Other lawmakers said they stood prepared to pass a law that would modify a 1976 executive order banning political assassinations by US agencies, to give them license to kill suspected terrorists. "When you're dealing with terrorists, the only real defense you have is the ability to interdict [them] before [they] act," said Bob Graham, Democratic chairman of the Senate Intelligence Committee.
Meanwhile, US intelligence and law-enforcement agencies were hard at work gathering evidence to determine who precisely was behind the attacks. Evidence collected at or near Logan Airport in Boston, where the two flights that ploughed into the Trade Center towers originated, suggested that individuals with Arabic names were involved. Several alleged suspects had been taken into custody, officials said. Police reportedly raided a hotel in Boston, a flight-training school in the state of Florida, and a passenger train they had ordered stopped in the state of Rhode Island.
At the same time, retired government specialists and independent terrorism analysts said the evidence to date points strongly to an Islamist hand behind the attacks, particularly that of Saudi fugitive Osama bin Laden's Al Qaeda network, which consists of a number of clandestine Islamist groups.

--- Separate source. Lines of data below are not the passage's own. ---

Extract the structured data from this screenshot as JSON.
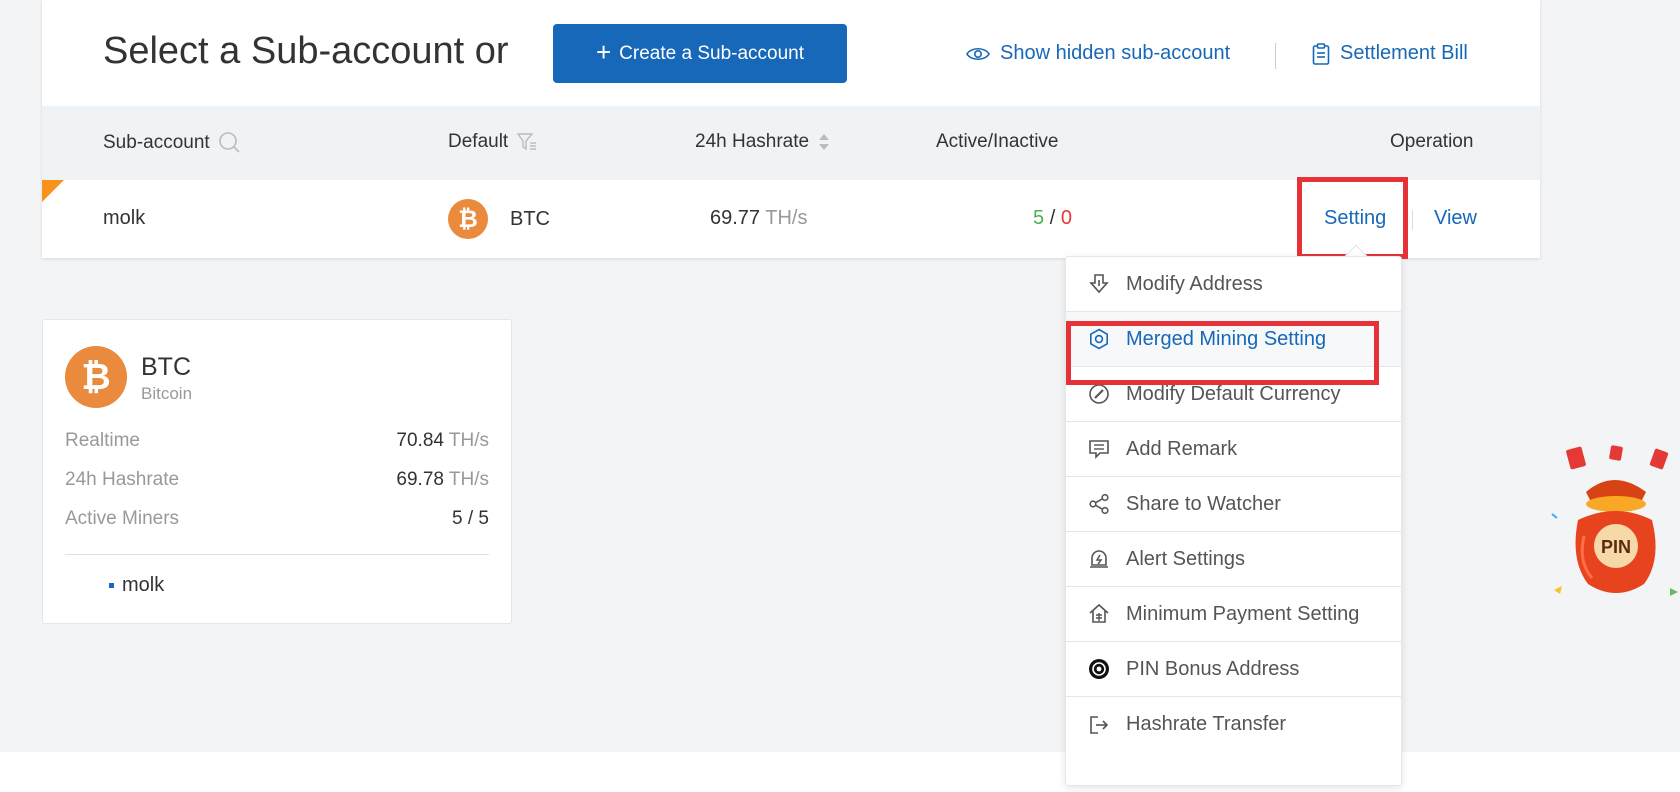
{
  "header": {
    "title": "Select a Sub-account or",
    "create_button": "Create a Sub-account",
    "show_hidden": "Show hidden sub-account",
    "settlement_bill": "Settlement Bill"
  },
  "table": {
    "columns": {
      "subaccount": "Sub-account",
      "default": "Default",
      "hashrate": "24h Hashrate",
      "active_inactive": "Active/Inactive",
      "operation": "Operation"
    },
    "row": {
      "name": "molk",
      "coin": "BTC",
      "hashrate_value": "69.77",
      "hashrate_unit": "TH/s",
      "active": "5",
      "slash": "/",
      "inactive": "0",
      "setting": "Setting",
      "view": "View"
    }
  },
  "card": {
    "coin": "BTC",
    "coin_full": "Bitcoin",
    "stats": [
      {
        "label": "Realtime",
        "value": "70.84",
        "unit": "TH/s"
      },
      {
        "label": "24h Hashrate",
        "value": "69.78",
        "unit": "TH/s"
      },
      {
        "label": "Active Miners",
        "value": "5 / 5",
        "unit": ""
      }
    ],
    "member": "molk"
  },
  "dropdown": {
    "items": [
      {
        "label": "Modify Address",
        "icon": "download-arrow-icon"
      },
      {
        "label": "Merged Mining Setting",
        "icon": "gear-icon"
      },
      {
        "label": "Modify Default Currency",
        "icon": "edit-circle-icon"
      },
      {
        "label": "Add Remark",
        "icon": "comment-icon"
      },
      {
        "label": "Share to Watcher",
        "icon": "share-icon"
      },
      {
        "label": "Alert Settings",
        "icon": "alert-icon"
      },
      {
        "label": "Minimum Payment Setting",
        "icon": "home-payment-icon"
      },
      {
        "label": "PIN Bonus Address",
        "icon": "pin-coin-icon"
      },
      {
        "label": "Hashrate Transfer",
        "icon": "transfer-icon"
      }
    ]
  },
  "decoration": {
    "badge": "PIN"
  },
  "colors": {
    "accent": "#1768b8",
    "highlight": "#e53238",
    "bitcoin": "#e98a3c",
    "active": "#4caf50",
    "inactive": "#e53935"
  }
}
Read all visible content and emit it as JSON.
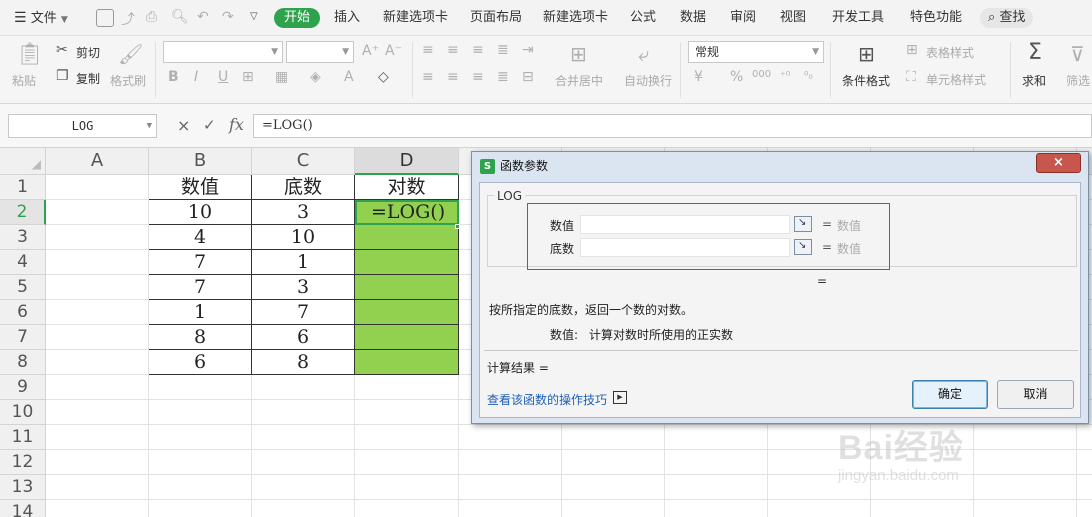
{
  "menu": {
    "file_label": "文件",
    "tabs": [
      "开始",
      "插入",
      "新建选项卡",
      "页面布局",
      "新建选项卡",
      "公式",
      "数据",
      "审阅",
      "视图",
      "开发工具",
      "特色功能"
    ],
    "search_label": "查找"
  },
  "ribbon": {
    "paste": "粘贴",
    "cut": "剪切",
    "copy": "复制",
    "format_painter": "格式刷",
    "font_size_up": "A⁺",
    "font_size_down": "A⁻",
    "bold": "B",
    "italic": "I",
    "underline": "U",
    "merge_center": "合并居中",
    "wrap_text": "自动换行",
    "number_format": "常规",
    "currency": "¥",
    "percent": "%",
    "thousands": "000",
    "cond_format": "条件格式",
    "table_style": "表格样式",
    "cell_style": "单元格样式",
    "sum": "求和",
    "filter": "筛选"
  },
  "formula_bar": {
    "name_box": "LOG",
    "cancel": "×",
    "confirm": "✓",
    "fx": "fx",
    "formula": "=LOG()"
  },
  "sheet": {
    "columns": [
      "A",
      "B",
      "C",
      "D"
    ],
    "rows": [
      "1",
      "2",
      "3",
      "4",
      "5",
      "6",
      "7",
      "8",
      "9",
      "10",
      "11",
      "12",
      "13",
      "14"
    ],
    "headers": [
      "数值",
      "底数",
      "对数"
    ],
    "data": [
      [
        "10",
        "3"
      ],
      [
        "4",
        "10"
      ],
      [
        "7",
        "1"
      ],
      [
        "7",
        "3"
      ],
      [
        "1",
        "7"
      ],
      [
        "8",
        "6"
      ],
      [
        "6",
        "8"
      ]
    ],
    "active_cell_text": "=LOG()"
  },
  "dialog": {
    "title": "函数参数",
    "function_name": "LOG",
    "arg1_label": "数值",
    "arg1_hint": "数值",
    "arg2_label": "底数",
    "arg2_hint": "数值",
    "equals": "=",
    "description": "按所指定的底数，返回一个数的对数。",
    "arg_desc_label": "数值:",
    "arg_desc_text": "计算对数时所使用的正实数",
    "result_label": "计算结果 =",
    "help_link": "查看该函数的操作技巧",
    "ok": "确定",
    "cancel": "取消",
    "close": "×"
  },
  "watermark": {
    "line1": "Bai经验",
    "line2": "jingyan.baidu.com"
  },
  "colors": {
    "accent_green": "#2fa24d",
    "cell_green": "#92d050",
    "highlight_red": "#e03030"
  }
}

"There are a number of powerful indicators to suggest that this was the work of bin Laden and his network - the audacity of the attack, the coordination, the choice of two pre-eminent symbols of American power, and the fact that the Trade Center was attacked eight years ago by people who had close ties to the bin Laden network," said Daniel Benjamin, a security specialist at the Center for Strategic and International Studies in Washington.
Other experts were less certain about bin Laden's sole authorship. A senior Clinton national security official suggested that the attacks' size, sophistication, and coordination probably required the cooperation of a number of Islamist groups close to Al Qaeda's network. Al Qaeda itself, they said, has never before hijacked aircraft.
Washington has blamed bin Laden, a veteran of the US-backed war against Soviet forces in Afghanistan, for the 1998 bombings of its embassies in Kenya and Tanzania, as well as last year's suicide bombing of the USS Cole, a navy destroyer, in Yemen.
After the embassy bombings, the administration of then president Bill Clinton launched cruise missile attacks against alleged al-Qaeda targets in Afghanistan, which has sheltered bin Laden despite US efforts to extradite him, and Sudan, where bin Laden lived in the mid-1990s.
Bin Laden told associates several weeks ago that a major attack against the United States was imminent, according to a London-based Arabic newspaper. He has disavowed involvement in the New York and Washington attacks, according to published reports. The Taliban regime in Afghanistan denounced Tuesday's attacks and insisted that the multi-millionaire Saudi lacked the resources and reach to carry out such a sophisticated operation.
"The American people ... want us to act as if we are at war," Powell said early Wednesday. "And we are going to do that - diplomatically, militarily, picking options that will respond to this, searching out those who are responsible and those who harbor them."